If I get it right the suggestion is that the fact that the features play one role could explain the fact that they play the other role? If so, then good, they are indeed not the same fact.
A small point to the suggestion that non-events might be “good” when they have features which give reasons to respect – Parfit might want to say that in those cases they “have value”, and the value in question is not a form of goodness,
(as Hitler and Stalin are not good but to be respected).
Just a follow-up. Earlier in this thread, some of us (particularly Doug and me) seemed to converge on the idea that Parfit’s overall question is whether Kant’s principle(s) give us a useful decision procedure, rather than a moral criterion. In Chapter 8, Parfit says something that suggests this is a mis-reading of him. He says (p. 152): “our main aim…is to find out whether a Kantian moral theory can help us to decide which acts are wrong, and help to explain why these acts are wrong.” In other words, Parfit is seeking both a decision procedure and a criterion of rightness.
This might re-open some questions that were closed above.
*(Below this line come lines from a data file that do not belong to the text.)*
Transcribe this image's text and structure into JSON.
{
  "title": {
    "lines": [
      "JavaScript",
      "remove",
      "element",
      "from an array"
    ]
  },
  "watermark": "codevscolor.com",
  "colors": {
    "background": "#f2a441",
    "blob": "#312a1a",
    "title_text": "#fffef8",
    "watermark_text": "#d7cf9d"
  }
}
It also might call into question the more general way we’ve been framing Parfit’s claims and understanding his overall aims.
I noticed this too, Josh, and was going to raise the issue again when the ch. 8 discussion opens up on Thursday.
Dave and Josh,
Josh writes:
I don’t see how the fact that Parfit is seeking both a decision procedure and a criterion of rightness shows that we were (or, at least, that I was) misreading him in thinking either (1) that finding a decision procedure is crucial to finding out whether we ever have most reason to act wrongly or (2) that the basic argument of chapter 6 is not that the Formula of Humanity is not the best (or correct) account of what makes acts right or wrong, but that the claim that it is wrong to treat people in ways that are incompatible with respect for them ‘would seldom help us to decide, in difficult cases, whether some act would be wrong’.
Doug,
I guess I was thinking about your (2) (maybe Dave was also?). The chapter 8 comment suggests, to me anyway, that both are the “basic” concerns. Each time a new principle is considered, it’s to see whether (a) it explains rightness, i.e., it provides the moral criterion, and (b) it provides a useful decision procedure to allow us to ultimately know whether we ever have most reason to act wrongly.
This is very late in the game, but, Arto, thanks for your (much!) eariler reply on the Kant-ignoring-our-reason-to-be-happy issue. Somehow I just missed it back when it was originally posted. In any event, I think that’s a plausible reading of Parfit’s point.